I've been using internal drives for data backups for years now using a cradle. I wouldn't necessarily call it better, just more efficient for those of us who juggle a lot of harddrives. And no they don't have an accelerometer but I'll guarantee you, if you drop a harddrive from desk height onto a stone floor, no parking of read/write heads will keep it operational unless it is an SSD.
Buy a cradle, set it on floor, so it can't fall. Backup your stuff, label it, put it in a safe. Can't get more secure than that.
And yes I do this with important documents. Using a dock similar to this
http://www.newegg.com/Product/Product.aspx?Item=N82E168... via eSata, when I bought the first one there wasn't even a usb3 standard yet (just careful some are hit and miss). I've used WD black/green, hitachi,seagate, raptors, 2.5 ssd, 2.5 hybrid drives and probably more than these and not once has one of these drives failed using the cradle ever. Note however I've purposely avoided >2tb drives. I still have mission critical windows XP machines that just don't play nicely with >2tb drives. So 2TB drives yay, 3tb drives nay.
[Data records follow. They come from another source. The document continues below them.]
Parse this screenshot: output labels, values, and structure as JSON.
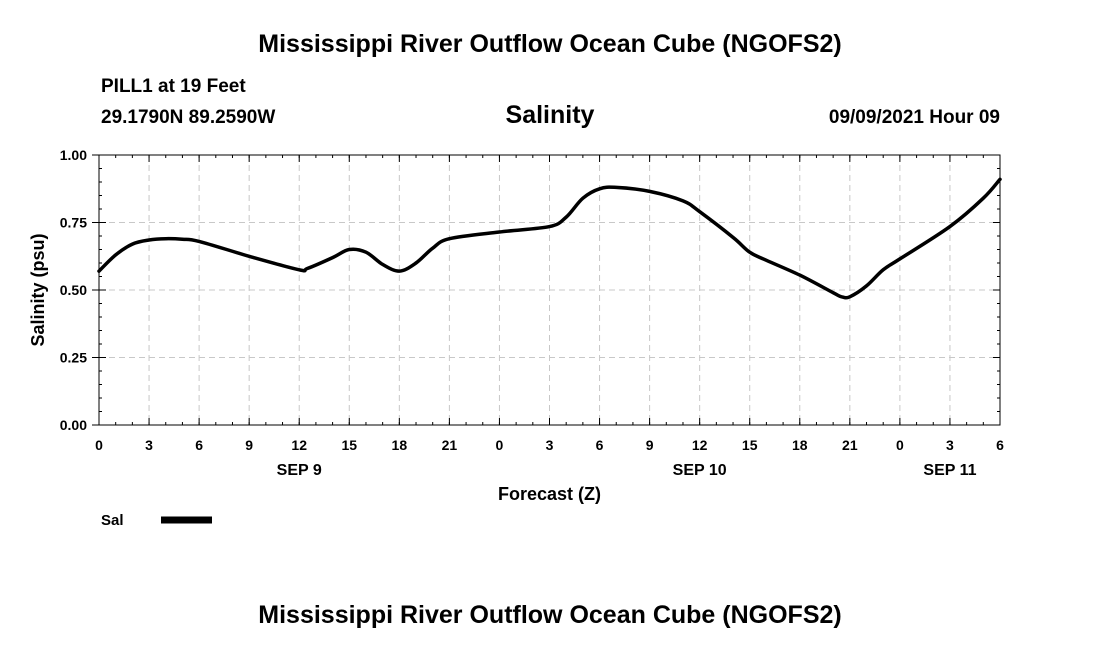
{
  "header": {
    "title": "Mississippi River Outflow Ocean Cube (NGOFS2)",
    "station": "PILL1 at 19 Feet",
    "coords": "29.1790N  89.2590W",
    "date": "09/09/2021 Hour 09"
  },
  "footer": {
    "title": "Mississippi River Outflow Ocean Cube (NGOFS2)"
  },
  "chart_data": {
    "type": "line",
    "title": "Salinity",
    "xlabel": "Forecast (Z)",
    "ylabel": "Salinity (psu)",
    "ylim": [
      0,
      1
    ],
    "xlim_hours": [
      0,
      54
    ],
    "grid": true,
    "y_ticks": [
      "0.00",
      "0.25",
      "0.50",
      "0.75",
      "1.00"
    ],
    "y_tick_values": [
      0,
      0.25,
      0.5,
      0.75,
      1.0
    ],
    "x_tick_labels": [
      "0",
      "3",
      "6",
      "9",
      "12",
      "15",
      "18",
      "21",
      "0",
      "3",
      "6",
      "9",
      "12",
      "15",
      "18",
      "21",
      "0",
      "3",
      "6"
    ],
    "x_tick_hours": [
      0,
      3,
      6,
      9,
      12,
      15,
      18,
      21,
      24,
      27,
      30,
      33,
      36,
      39,
      42,
      45,
      48,
      51,
      54
    ],
    "date_labels": [
      {
        "label": "SEP 9",
        "hour": 12
      },
      {
        "label": "SEP 10",
        "hour": 36
      },
      {
        "label": "SEP 11",
        "hour": 51
      }
    ],
    "legend": {
      "label": "Sal",
      "color": "#000000"
    },
    "series": [
      {
        "name": "Sal",
        "x": [
          0,
          1,
          2,
          3,
          4,
          5,
          6,
          9,
          12,
          12.5,
          14,
          15,
          16,
          17,
          18,
          19,
          20,
          21,
          24,
          27,
          28,
          29,
          30,
          31,
          33,
          35,
          36,
          38,
          39,
          40,
          42,
          44,
          44.5,
          45,
          46,
          47,
          48,
          51,
          53,
          54
        ],
        "y": [
          0.57,
          0.63,
          0.67,
          0.685,
          0.69,
          0.688,
          0.68,
          0.625,
          0.575,
          0.58,
          0.62,
          0.65,
          0.64,
          0.595,
          0.57,
          0.6,
          0.655,
          0.69,
          0.715,
          0.735,
          0.77,
          0.84,
          0.875,
          0.88,
          0.865,
          0.83,
          0.79,
          0.695,
          0.64,
          0.61,
          0.555,
          0.49,
          0.475,
          0.475,
          0.515,
          0.575,
          0.615,
          0.735,
          0.84,
          0.91
        ]
      }
    ]
  }
}
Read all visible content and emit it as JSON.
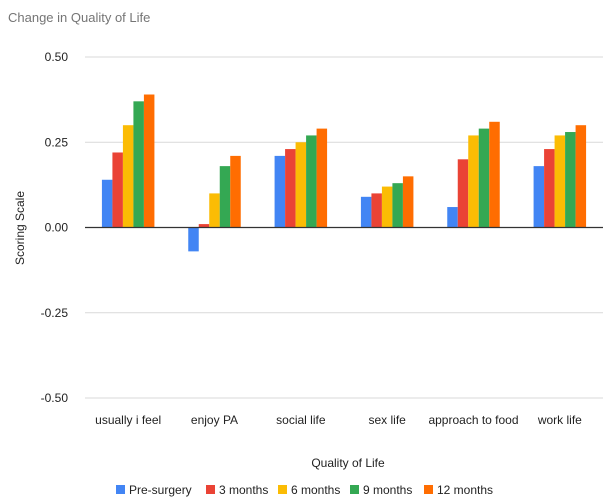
{
  "chart_data": {
    "type": "bar",
    "title": "Change in Quality of Life",
    "xlabel": "Quality of Life",
    "ylabel": "Scoring Scale",
    "ylim": [
      -0.5,
      0.5
    ],
    "yticks": [
      "0.50",
      "0.25",
      "0.00",
      "-0.25",
      "-0.50"
    ],
    "ytick_values": [
      0.5,
      0.25,
      0,
      -0.25,
      -0.5
    ],
    "grid": true,
    "legend_position": "bottom",
    "categories": [
      "usually i feel",
      "enjoy PA",
      "social life",
      "sex life",
      "approach to food",
      "work life"
    ],
    "series": [
      {
        "name": "Pre-surgery",
        "color": "#4285f4",
        "values": [
          0.14,
          -0.07,
          0.21,
          0.09,
          0.06,
          0.18
        ]
      },
      {
        "name": "3 months",
        "color": "#ea4335",
        "values": [
          0.22,
          0.01,
          0.23,
          0.1,
          0.2,
          0.23
        ]
      },
      {
        "name": "6 months",
        "color": "#fbbc04",
        "values": [
          0.3,
          0.1,
          0.25,
          0.12,
          0.27,
          0.27
        ]
      },
      {
        "name": "9 months",
        "color": "#34a853",
        "values": [
          0.37,
          0.18,
          0.27,
          0.13,
          0.29,
          0.28
        ]
      },
      {
        "name": "12 months",
        "color": "#ff6d01",
        "values": [
          0.39,
          0.21,
          0.29,
          0.15,
          0.31,
          0.3
        ]
      }
    ]
  }
}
Recently I've switched to regular "premade" external seagate 3.0 drives. Got a bulk deal on a 20 pack of 3tb drives that I just couldn't resist. I use a lot of storage and have gradually shifted away from XP, keeping files and program backups that only run on XP still on my <2tb drives.
So to answer the question does it matter? Not really. Just use whatever works for you or is cheaper. Again please please when copying, place it on the floor, not on the ledge of a table. Since recovery of files is very expensive.